Protein transfer in spinal cord neurons!

Protein transfer in spinal cord neurons!

The spread of pathogenic proteins between cells in the mammalian nervous system has been documented in some neurodegenerative diseases. Researchers investigated the transfer of pathogenic and nonpathogenic cytosolic proteins between spinal cord motor neurons in chimeric mice.

To study whether mutant amyotrophic lateral sclerosis (ALS)-associated cytosolic SOD1 proteins spread between spinal cord motor neurons, the authors generated a chimeric mouse strain from donor ALS strains that expressed mutant SOD1 fused to two different fluorescent proteins.

At 3 months of age, the SOD1 chimeric mice exhibited extensive fluorescence from both proteins in individual spinal cord motor neurons and in ALS-affected cranial nerve motor nuclei. Next, the authors generated various nonpathogenic chimeric mouse strains, including a strain that incorporated a nonpathogenic cytosolic enhanced green fluorescent protein (EGFP) and the mitochondrial fluorescent protein mito-mCherry.

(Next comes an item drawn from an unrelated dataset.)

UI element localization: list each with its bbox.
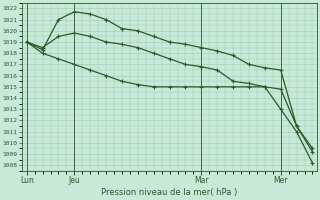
X-axis label: Pression niveau de la mer( hPa ): Pression niveau de la mer( hPa ) bbox=[101, 188, 238, 197]
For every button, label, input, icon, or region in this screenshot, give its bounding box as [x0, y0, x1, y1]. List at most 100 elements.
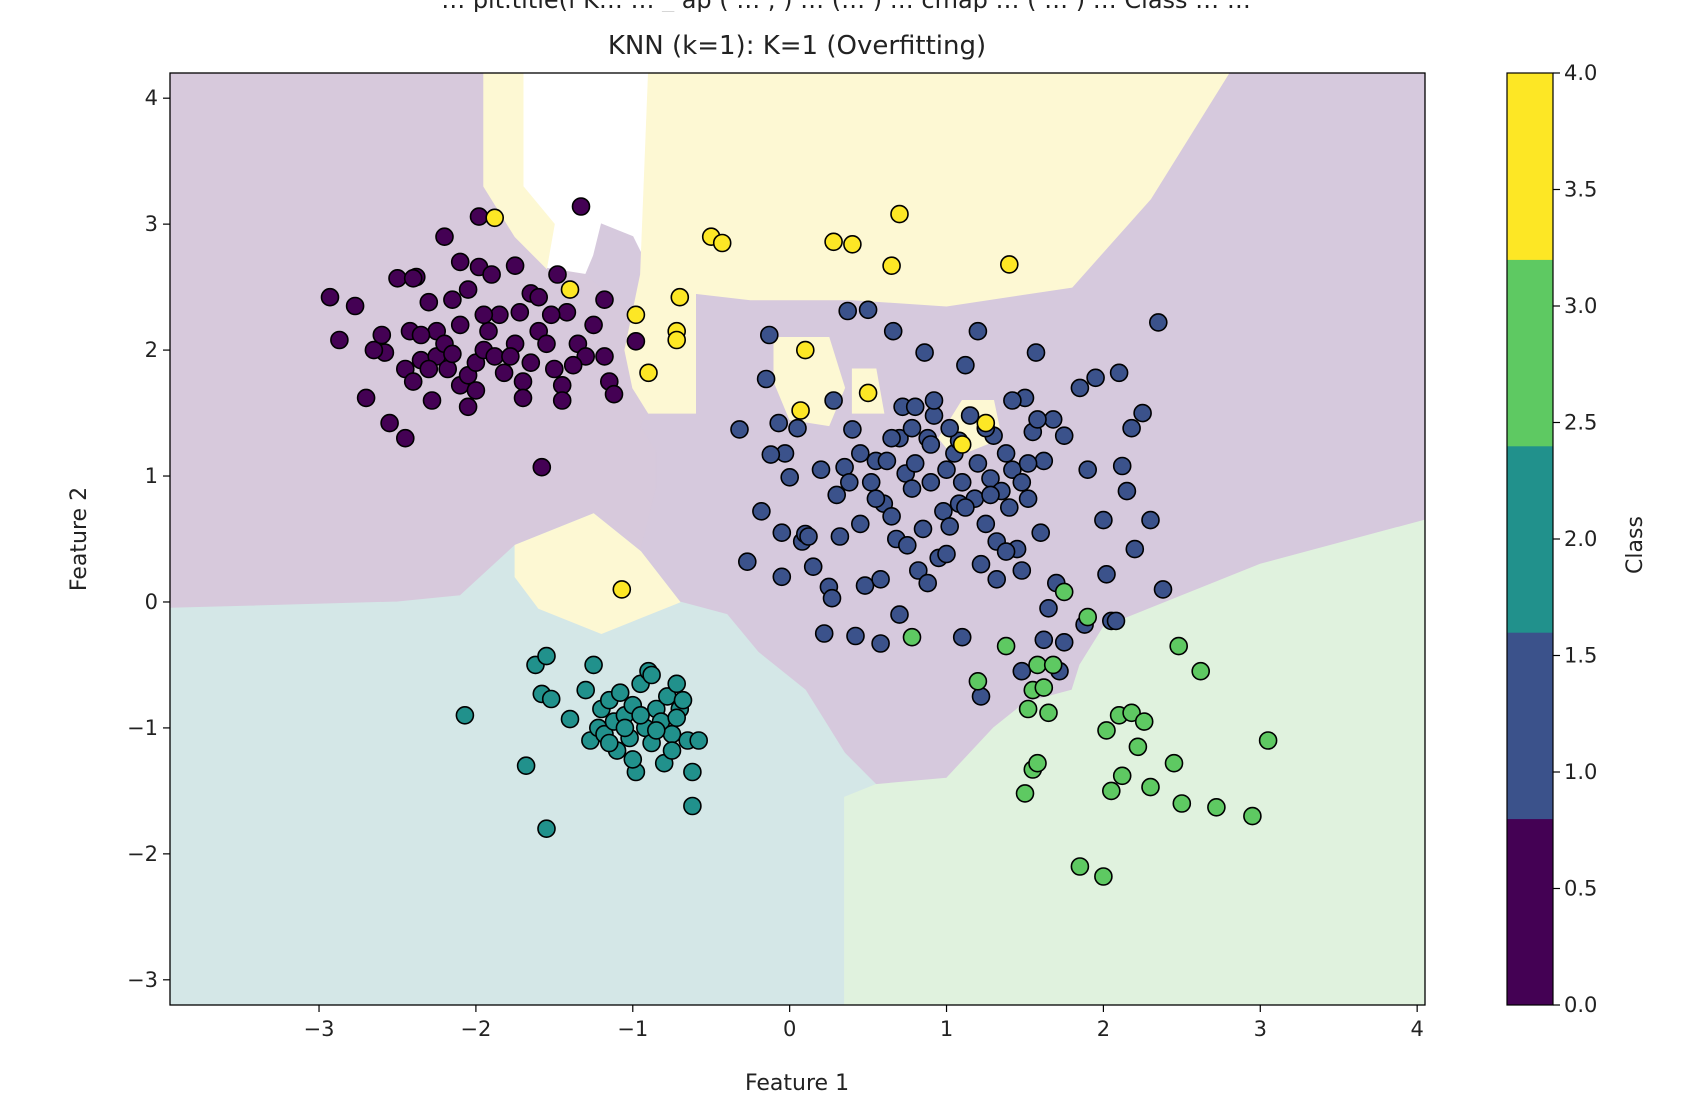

The authors found that this strain exhibited robust transfer of the EGFP protein to mito-mCherry neurons, suggesting that nonpathogenic cytosolic proteins might be capable of transfer between spinal cord neurons. Moreover, both the SOD1 and EGFP models exhibited fluorescence in oligodendrocytes, located near the motor neurons.

According to the authors, the findings suggest that oligodendrocytes might mediate protein transfer between motor neurons.